Anyway, the others guys in the group would start their vocals with “um pah pah, um pah pah” (I remember Bob was really good at this part – in fact, I think he was the main person responsible for my public yodeling!), and then I would join in with a solo yodel that went something like this – “yoda lay he, yodel lay he, yoda lay he, yodel lay he, yoda lay a he, he hoo, yodel lay he, he hooo” (and kept going on like this for a bit in a similar fashion).  To this day, I am not sure what my fellow Magruder High School students thought of this yodeling act – but, my friends and I did a lot of things in high school mainly for our own amusement anyway!

So, you may be wondering, where did a kid who grew up in Maryland (D.C. suburbs) learn how to yodel?  I think part of the answer is that it is in my DNA.  I recently did an Ancestory.com DNA test and the results showed that my DNA is 100% of European origin broken down as 66% Scandinavian (from my father Roger H. Bergstrom and paternal grandfather Ray G. Bergstrom), 15% Western Europe (from my paternal grandmother Mildred H. Bergstrom who had German roots), 8% Iberian Peninsula that includes Spain, Portugal (don’t know where this comes from, but I know my brother Corey got a lot of this DNA!), 6% Irish (from my mother Maxine S. Bergstrom and maternal grandfather John M. Steeves), and 5% other trace regions.

So, maybe one of my Western European ancestors lived in the Austrian, Bavarian (Germany) or Swiss Alps and was a classic yodeler!

The person who actually taught me to yodel when I was a teenager was my Great-Uncle Guy Andersen.  Uncle Guy was married to my paternal grandmother’s sister Lillian (with the Germanic maiden name of Heaner).   Sometime during his life Uncle Guy learned how to yodel (he was really good at it!) and I picked it up by listening to him yodel (especially when we happened to be riding with him in the car).

So, in a way, it seemed very natural for me to break out in a yodel when we were hiking in the Alps.  Maybe one of my ancestors would have been proud of me and perhaps I will find out if yodeling is really in my DNA when I meet most of my ancestors (I hope) on the other side of the river in Heaven!

And yes, the European Alpine region of Austria, Germany and Switzerland is gorgeous – in addition to yodeling, I also love the mountains (maybe this is in my DNA too)!  In my first post of this blog, I wrote how my last name, “Bergstrom”, means “Mountain (Berg) Stream (strom) in German and Swedish.  So, there was a “Berg” or “Bergy” (a common nickname for people in or family)or traveling in the “Bergs” (mountains) of Europe (actually two “Bergs” – me and Jodi).

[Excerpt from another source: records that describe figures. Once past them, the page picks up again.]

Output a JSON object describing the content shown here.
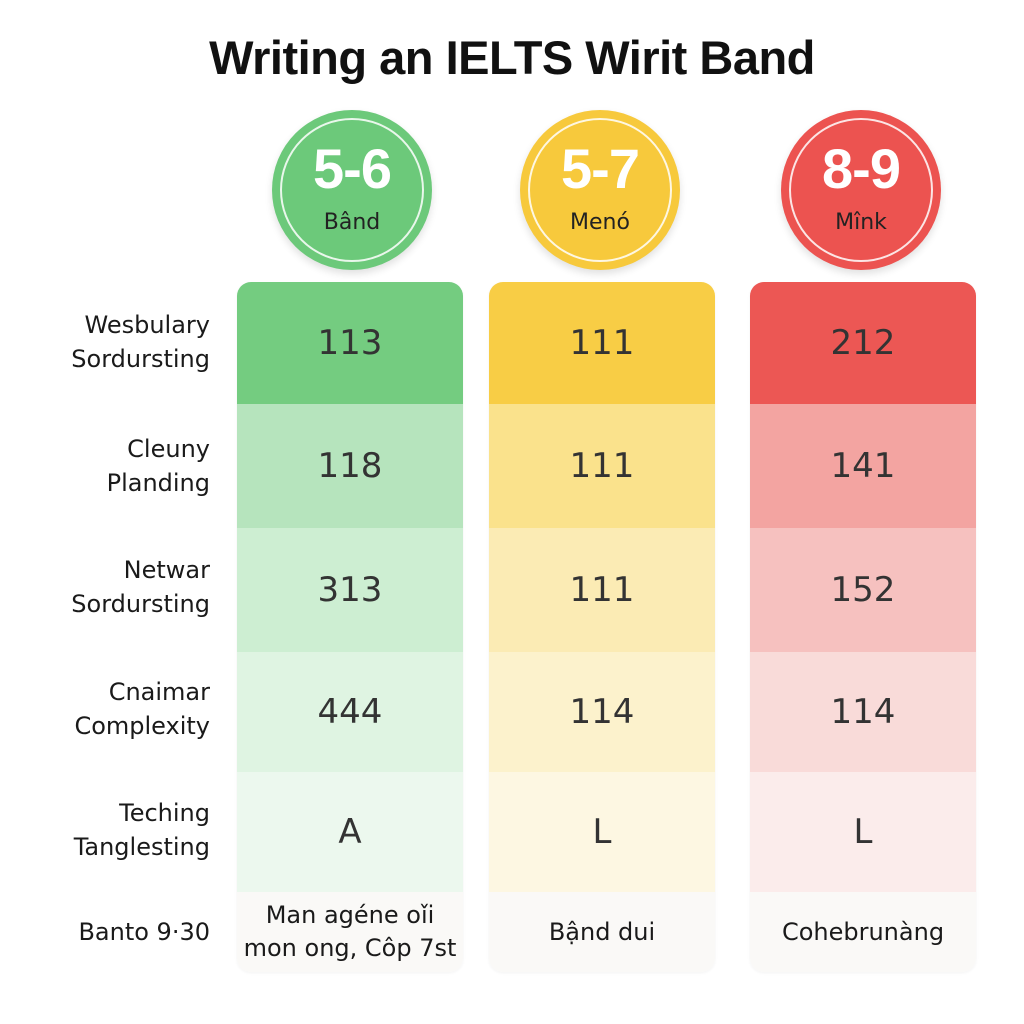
{
  "title": "Writing an IELTS Wirit Band",
  "colors": {
    "green": "#6cc97a",
    "yellow": "#f7c93c",
    "red": "#ec5350"
  },
  "bands": [
    {
      "range": "5-6",
      "label": "Bând"
    },
    {
      "range": "5-7",
      "label": "Menó"
    },
    {
      "range": "8-9",
      "label": "Mînk"
    }
  ],
  "rows": [
    {
      "label_lines": [
        "Wesbulary",
        "Sordursting"
      ]
    },
    {
      "label_lines": [
        "Cleuny",
        "Planding"
      ]
    },
    {
      "label_lines": [
        "Netwar",
        "Sordursting"
      ]
    },
    {
      "label_lines": [
        "Cnaimar",
        "Complexity"
      ]
    },
    {
      "label_lines": [
        "Teching",
        "Tanglesting"
      ]
    },
    {
      "label_lines": [
        "Banto 9·30"
      ]
    }
  ],
  "values": [
    [
      "113",
      "111",
      "212"
    ],
    [
      "118",
      "111",
      "141"
    ],
    [
      "313",
      "111",
      "152"
    ],
    [
      "444",
      "114",
      "114"
    ],
    [
      "A",
      "L",
      "L"
    ]
  ],
  "footer": [
    {
      "lines": [
        "Man agéne oǐi",
        "mon ong, Côp 7st"
      ]
    },
    {
      "lines": [
        "Bậnd dui"
      ]
    },
    {
      "lines": [
        "Cohebrunàng"
      ]
    }
  ]
}
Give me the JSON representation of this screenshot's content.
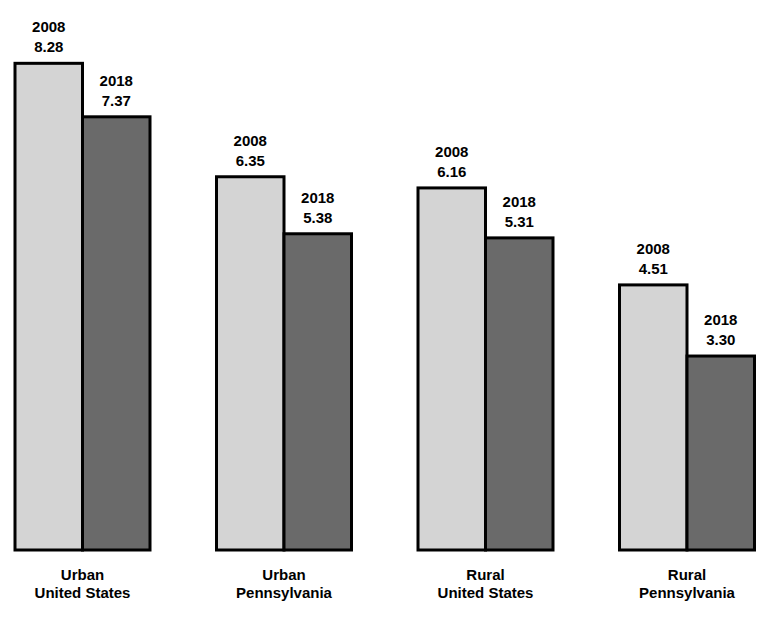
{
  "chart_data": {
    "type": "bar",
    "categories": [
      "Urban United States",
      "Urban Pennsylvania",
      "Rural United States",
      "Rural Pennsylvania"
    ],
    "series": [
      {
        "name": "2008",
        "color": "#d4d4d4",
        "values": [
          8.28,
          6.35,
          6.16,
          4.51
        ],
        "value_labels": [
          "8.28",
          "6.35",
          "6.16",
          "4.51"
        ]
      },
      {
        "name": "2018",
        "color": "#6a6a6a",
        "values": [
          7.37,
          5.38,
          5.31,
          3.3
        ],
        "value_labels": [
          "7.37",
          "5.38",
          "5.31",
          "3.30"
        ]
      }
    ],
    "ylim": [
      0,
      9
    ],
    "grid": false,
    "data_labels": true,
    "tick_labels": "x"
  }
}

Jodi and I both thought it was a lot of fun seeing our name “Berg” all over the place in the Alps – when I give our name at restaurants for the waiting list in the U.S., I sometimes just say “Berg” because they always seem to get “Bergstrom” confused – here are some of the “best of the confused” variations of my last name people have used in the past: Bergstorm, Bergstrum, Burkstrom, Burkstrum, Birdsong and Bugstone (I am not making this up)!  Everyone here in Europe seems to get my last name correct the first time – which is really nice for a change!

“So long, farewell” (yes, we did the typical tourist ‘Sound of Music’ movie tour in Salzburg) for now.  John Mountain Stream.